Ce doit être les fragrances mélées du muguet fraichement cueilli et du rosé pétillant. On se retrouve en plein scénario digne de la maison des Atrides avec un Menelas de winstub battant le rappel de mille navires pour laver sa susceptibilité maladroitement chatouillée. Un ange passe, puis un deuxième et c’est bientôt toute la hiérarchie qui va défiler… Mais un souffle de soulagement s’installe, l’envie est repartie. Reste les hommes. Reste l’Alsace. Oui car derrière cette digression, c’est l’Alsace que je vois,  mais une Alsace à la mèche fantasmée, car en embuscade l’Alsace. Si soucieuse de ne pas provoquer. Lisele, la chevelure bien cachée sous la coiffe. Les nattes bien tressées Lisele, bien discrètes. Surtout ne pas créer le moindre  désordre qui pourrait génerer l’envie.
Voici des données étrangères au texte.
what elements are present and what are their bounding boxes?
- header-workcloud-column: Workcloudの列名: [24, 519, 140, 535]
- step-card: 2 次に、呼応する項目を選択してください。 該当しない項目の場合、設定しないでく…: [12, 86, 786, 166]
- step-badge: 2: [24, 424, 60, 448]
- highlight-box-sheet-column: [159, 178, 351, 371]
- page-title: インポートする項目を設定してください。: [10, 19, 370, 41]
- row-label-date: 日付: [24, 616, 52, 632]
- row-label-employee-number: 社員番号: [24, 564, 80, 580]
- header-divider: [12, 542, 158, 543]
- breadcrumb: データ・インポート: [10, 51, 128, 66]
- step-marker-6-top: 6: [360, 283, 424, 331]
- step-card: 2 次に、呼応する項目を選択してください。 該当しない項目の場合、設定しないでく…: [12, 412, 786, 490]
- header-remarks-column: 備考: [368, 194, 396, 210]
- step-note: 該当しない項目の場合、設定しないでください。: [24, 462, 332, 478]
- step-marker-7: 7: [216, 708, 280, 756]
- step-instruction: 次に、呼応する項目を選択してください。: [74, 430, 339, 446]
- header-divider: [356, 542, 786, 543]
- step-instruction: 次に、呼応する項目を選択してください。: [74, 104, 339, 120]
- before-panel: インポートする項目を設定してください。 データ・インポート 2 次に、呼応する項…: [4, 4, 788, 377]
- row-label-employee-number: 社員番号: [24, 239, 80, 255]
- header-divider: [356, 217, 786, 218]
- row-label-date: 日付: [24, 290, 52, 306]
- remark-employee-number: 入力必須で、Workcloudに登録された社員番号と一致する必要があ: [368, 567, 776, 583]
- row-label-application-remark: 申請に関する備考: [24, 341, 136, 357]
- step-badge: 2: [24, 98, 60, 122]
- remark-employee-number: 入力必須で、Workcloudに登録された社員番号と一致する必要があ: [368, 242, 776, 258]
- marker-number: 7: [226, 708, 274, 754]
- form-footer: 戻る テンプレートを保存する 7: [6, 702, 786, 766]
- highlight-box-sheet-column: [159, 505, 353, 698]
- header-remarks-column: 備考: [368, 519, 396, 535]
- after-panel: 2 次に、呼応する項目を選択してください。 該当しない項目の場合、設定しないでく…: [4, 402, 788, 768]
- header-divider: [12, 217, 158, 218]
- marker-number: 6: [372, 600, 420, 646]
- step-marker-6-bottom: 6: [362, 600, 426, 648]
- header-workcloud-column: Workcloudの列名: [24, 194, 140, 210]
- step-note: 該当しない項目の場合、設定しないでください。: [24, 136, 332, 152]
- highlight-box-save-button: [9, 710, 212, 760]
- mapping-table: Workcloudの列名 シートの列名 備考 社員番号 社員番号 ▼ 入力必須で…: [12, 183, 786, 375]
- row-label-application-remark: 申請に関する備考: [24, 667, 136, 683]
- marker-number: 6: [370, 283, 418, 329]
Si on parlait d’envie Lisele ?… Bientôt les courtisans vont se faire pressants. L’année prochaine c’est les noces. Les régionales . A qui vas-tu  donner ta préférence, Lisele ? Aux mêmes gros lamentables débordants d’incompétence qui depuis des décades te serinent les sempiternelles lourdeurs graveleuses sur tes charmes en louchant dans ton décoletté pourtant discret.
L’année prochaine, Lisele, il te faudra choisir parmi la foule des prétendants. Ces représentants de commerce pour l’industrie du poisson, ces Ulysses de pacotille qui, chaque veille d’élection depuis cinquante ans, te promettent la même lune qu’ils s’empressent, une fois l’écharpe tricolore conquise, d’aller admirer avec la première pétasse à bonnet phrygien venue, pour peu qu’elle ondule lascivement de l’arrière et de l’avent. Combien de temps vas-tu laisser l’acheen jacobin à la langue mensongère usurper ta couche Lisele, alors que tu es de la race des princesses troyennes? Vas-tu le laisser brûler tes murs et éteindre ta lignée sous pretexte que, de tes cendres  dispersées,  une hypothétique Rome pourrait renaître ? Ou vas-tu réecrire l’histoire et choisir le champion qui te rendra ta fierté mise à mal ? Ton fils de Priam reincarné, ton nouvel Hector, ton “gardien du bonheur périssable…”. Si tu l’appelles Lisele, il viendra. Il se cachera discrètement  parmi la foule des vieux paons cacochymes et des jeunes libidineux qui bientôt paraderont sur ton passage. Tu le reconnaitras. C’est le seul qui n’aura d’yeux que pour l’élégance bouleversante de ta mèche égarée.